“The College will always have that psychodramatic underpinning, that self-discovery and true knowledge of self, coupled with love,  the most powerful thing there is. You can be who you are and be powerful. You don’t have to be anybody else. You are enough.”

TLC Board member JR Clary talks openly with host Rafe Foreman about story and its importance. “A story must be told in a way that allows the listener to understand that from my own human experience I can connect to the story you are telling. It awakens within me feelings of, for example, betrayal, or hurt or pain or immense joy. And because your story is awakening that feeling within me, we are like two piano strings that once one has been struck, the other resonates.”

JR has served on the Board of Directors for the Trial Lawyers College since 2010 and currently serves as the TLC Treasurer. JR is a faculty leader at TLC’s December regional seminar, Discover the Story of Your Case, in New Orleans.

Included in this Episode

  • How story can connect two people who have never met and seemingly have nothing in common
  • How discovering the truth of a case requires you to first be honest with yourself

Important Links 


Episode Guest, James R. “JR” Clary, Jr.

James R. Clary has been a trial lawyer for over thirty years. Representing clients in courtrooms all across the country is the only thing that he has ever wanted to do in his professional life.

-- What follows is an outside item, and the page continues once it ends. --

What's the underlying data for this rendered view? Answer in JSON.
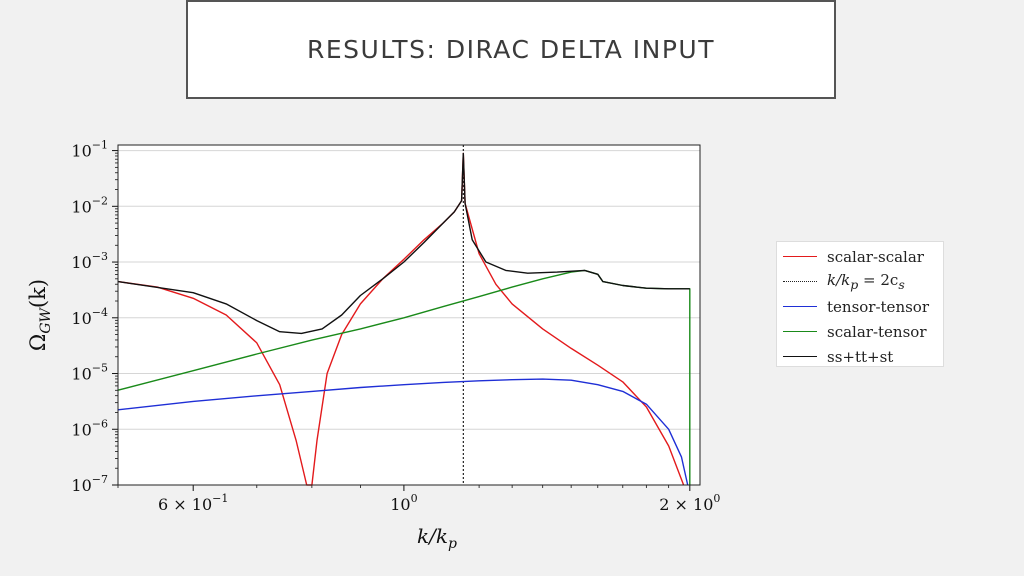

JR is a native of Baton Rouge, Louisiana. Although he has traveled extensively, he has never wanted to leave Baton Rouge. He opened his own law firm in February of 1993 and has always represented ordinary folks and small businesses – usually against the bigger guys. For over thirty years, his practice has focused upon plaintiff personal injury matters, commercial litigation, criminal defense, and representing lawyers, doctors, nurses, and other professionals in matters involving hearings with their governing boards. During this period of time, he has also been pleased to assist his clients in family courts and in moving through the legal situations that often face ordinary people.